The rise in inequality has put Europe in a territorial conundrum. On the one hand, Europe must continue to sustain the prosperity of its most dynamic regions in order to assert its economic stand in the world. On the other, persistent territorial inequality is economically inefficient and, in the words of The Economist, has become too politically [and socially] dangerous to ignore. In a recent paper, we look at how to address this conundrum (Iammarino et al. 2018).

Evidence: Economic ‘clubs’ of Europe’s regions

The interaction of economy-wide forces and regional characteristics creates a geography made up of countries, regions, and city-regions that are at different structural positions in the wider economy’s ladder of roles and functions (Scott and Storper 2003) and form different development ‘clubs’.

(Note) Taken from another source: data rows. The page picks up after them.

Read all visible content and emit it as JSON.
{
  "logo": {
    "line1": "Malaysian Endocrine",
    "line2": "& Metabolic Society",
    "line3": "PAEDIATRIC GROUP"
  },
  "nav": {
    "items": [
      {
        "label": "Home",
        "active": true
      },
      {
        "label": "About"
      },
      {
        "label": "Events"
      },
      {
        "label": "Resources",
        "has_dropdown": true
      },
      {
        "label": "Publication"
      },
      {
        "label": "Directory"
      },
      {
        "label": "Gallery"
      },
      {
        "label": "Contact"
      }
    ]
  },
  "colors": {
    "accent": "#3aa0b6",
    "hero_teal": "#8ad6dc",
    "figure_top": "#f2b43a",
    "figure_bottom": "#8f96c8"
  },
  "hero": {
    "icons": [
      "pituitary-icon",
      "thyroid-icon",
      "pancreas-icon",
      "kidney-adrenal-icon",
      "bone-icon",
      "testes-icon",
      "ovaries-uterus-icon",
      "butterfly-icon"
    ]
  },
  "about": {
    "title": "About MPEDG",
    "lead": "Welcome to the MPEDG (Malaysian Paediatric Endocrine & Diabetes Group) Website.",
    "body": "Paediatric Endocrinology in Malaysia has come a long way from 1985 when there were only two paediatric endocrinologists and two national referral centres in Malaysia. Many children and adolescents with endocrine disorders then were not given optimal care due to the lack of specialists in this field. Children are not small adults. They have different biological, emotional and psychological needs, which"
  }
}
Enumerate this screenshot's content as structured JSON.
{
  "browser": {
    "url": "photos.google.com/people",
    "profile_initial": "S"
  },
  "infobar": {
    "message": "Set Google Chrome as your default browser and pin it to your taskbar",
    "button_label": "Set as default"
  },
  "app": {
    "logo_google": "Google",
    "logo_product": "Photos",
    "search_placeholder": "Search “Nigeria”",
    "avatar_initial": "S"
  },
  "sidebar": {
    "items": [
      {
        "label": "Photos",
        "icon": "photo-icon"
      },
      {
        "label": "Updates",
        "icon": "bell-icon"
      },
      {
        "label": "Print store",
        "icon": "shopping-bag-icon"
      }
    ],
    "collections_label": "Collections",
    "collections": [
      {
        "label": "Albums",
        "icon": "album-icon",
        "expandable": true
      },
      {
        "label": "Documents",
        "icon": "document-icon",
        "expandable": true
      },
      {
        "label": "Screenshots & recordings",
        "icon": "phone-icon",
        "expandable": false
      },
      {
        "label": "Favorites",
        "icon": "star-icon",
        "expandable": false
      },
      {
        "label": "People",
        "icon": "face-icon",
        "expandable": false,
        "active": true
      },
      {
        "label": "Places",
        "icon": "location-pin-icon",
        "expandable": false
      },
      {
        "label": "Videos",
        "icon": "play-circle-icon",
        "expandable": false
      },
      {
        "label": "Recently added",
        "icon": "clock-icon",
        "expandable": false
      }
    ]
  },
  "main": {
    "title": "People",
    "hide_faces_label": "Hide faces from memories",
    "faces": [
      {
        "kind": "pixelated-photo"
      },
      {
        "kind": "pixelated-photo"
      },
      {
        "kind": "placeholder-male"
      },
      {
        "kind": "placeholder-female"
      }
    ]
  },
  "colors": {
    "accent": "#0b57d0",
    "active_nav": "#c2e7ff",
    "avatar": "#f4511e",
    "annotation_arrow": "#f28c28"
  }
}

Club theory addresses the uneven pattern of development and the core questions of sustaining prosperity in leading regions while enhancing it in other regions. It is a way of generating powerful insights into development and a distinctive perspective on policy.

European regions can be allocated into different economic clubs, depending on their level of development: regions with very high per capita personal income (PCPI) (very high); regions with high PCPI (high); regions with medium PCPI (medium); and those with low PCPI (low) (Figure 1).

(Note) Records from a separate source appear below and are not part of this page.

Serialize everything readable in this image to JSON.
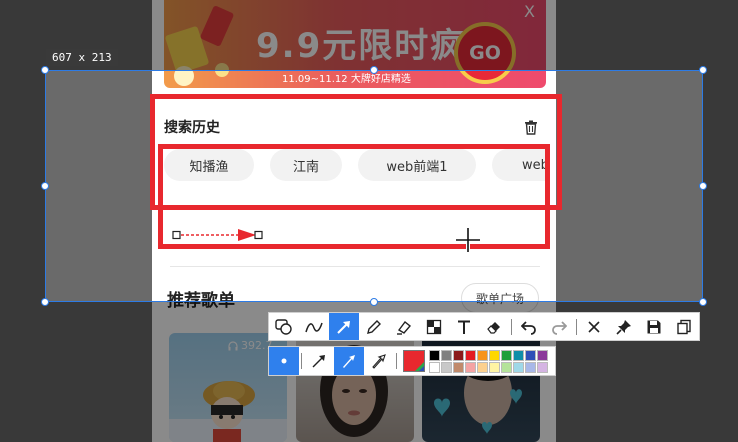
{
  "banner": {
    "title": "9.9元限时疯抢",
    "subtitle": "11.09~11.12 大牌好店精选",
    "go_label": "GO",
    "close_label": "X"
  },
  "search_history": {
    "title": "搜索历史",
    "delete_icon": "trash-icon",
    "chips": [
      "知播渔",
      "江南",
      "web前端1",
      "web"
    ]
  },
  "recommend": {
    "title": "推荐歌单",
    "square_button": "歌单广场",
    "play_count": "392.7"
  },
  "capture": {
    "size_label": "607 x 213",
    "border_color": "#2d7be5",
    "annotation_color": "#e8282e"
  },
  "toolbar": {
    "tools": [
      "rectangle-ellipse-icon",
      "freehand-icon",
      "arrow-icon",
      "pen-icon",
      "highlighter-icon",
      "mosaic-icon",
      "text-icon",
      "eraser-icon",
      "undo-icon",
      "redo-icon",
      "close-icon",
      "pin-icon",
      "save-icon",
      "copy-icon"
    ],
    "active_tool": "arrow-icon",
    "arrow_styles": [
      "dot-size",
      "line-arrow",
      "solid-arrow",
      "hollow-arrow"
    ],
    "current_color": "#e8282e",
    "palette": [
      "#000000",
      "#808080",
      "#8b1a1a",
      "#e31b23",
      "#f7941d",
      "#ffd700",
      "#1f9f3a",
      "#0e8ea8",
      "#2f4fb7",
      "#8b3a9a",
      "#ffffff",
      "#c8c8c8",
      "#c08a6b",
      "#f4a3a3",
      "#fcd08f",
      "#fff4a3",
      "#b5e39a",
      "#9fd8e8",
      "#a8b8e8",
      "#d5b5e3"
    ]
  }
}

Figure 1 The economic development clubs of European regions

Inequality Map European Countries
Inequality Map European Countries

The very-high (VH) income club is dominated by large metropolitan and capital city-regions and includes several additional areas, generally highly urbanised in the form of a network of cities (e.g. Randstad in Holland), specialised in high-quality goods and services. Many of these regions are attracting population and have high productivity growth.

Regions in this club tend to be ‘overperformers’ – over the long-term they outperform their national average – generating more than their share of European wealth (Figure 2).

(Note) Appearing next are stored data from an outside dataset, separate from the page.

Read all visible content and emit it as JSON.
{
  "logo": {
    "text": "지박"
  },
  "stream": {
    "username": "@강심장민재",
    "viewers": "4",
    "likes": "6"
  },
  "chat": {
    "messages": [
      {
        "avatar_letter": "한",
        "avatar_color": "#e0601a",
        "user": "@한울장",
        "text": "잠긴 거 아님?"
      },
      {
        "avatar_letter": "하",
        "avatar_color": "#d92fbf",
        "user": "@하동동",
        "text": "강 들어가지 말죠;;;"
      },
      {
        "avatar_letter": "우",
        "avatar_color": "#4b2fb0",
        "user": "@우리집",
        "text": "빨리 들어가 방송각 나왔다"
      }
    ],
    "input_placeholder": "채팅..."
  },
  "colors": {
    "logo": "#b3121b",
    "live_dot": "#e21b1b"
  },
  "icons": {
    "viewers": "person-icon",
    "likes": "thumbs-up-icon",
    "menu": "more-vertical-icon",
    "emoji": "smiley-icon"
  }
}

Figure 2 Over-performers and underperformers, 2001-2013

Inequality Map European Countries Figure 2
Inequality Map European Countries Figure 2

The high-income (H) club shares many, but not all, characteristics with the VH group. These regions are less metropolitan or city-centred and somewhat less dynamic demographically. Their employment rates are high and many have satisfactory productivity growth.

The medium-income (M) club is vast and comprises most parts of northwestern Europe that remain outside the VH and H clubs. There are two broad sub-groups within this category. The largest covers regions that have lost manufacturing jobs, which is reflected in stagnant or declining employment rates.

Population growth is low or even negative in some of these regions, so unemployment rates vary. Education levels – attainment of secondary and tertiary education – are below those of the H and VH clubs. Overall, these are economically fragile regions, displaying a combination of declining manufacturing, unsatisfactory attainment of education and skills, and inadequate labor-force participation. The second sub-group stands out because it is experiencing population growth.

In-migration brings income (via people-based fiscal transfers in the form of pensions and health benefits), and spending has a local multiplier effect, mainly in the demand for services. Labor-force participation, however, remains low. More importantly, the types of employment stimulated, in mostly non-tradeable local services, involve limited skill development, innovation potential, and exportability.

The low-income (L) club consists of large swathes of eastern and southern Europe. These regions share some common characteristics in terms of low employment rates and poor quality of government, low investment in R&D and a relative lack of accessibility. They have also experienced divergent economic trajectories in recent years. This has led the European Commission (2017) in its Lagging Regions report to distinguish between ‘low-income’ and ‘low-growth’ regions.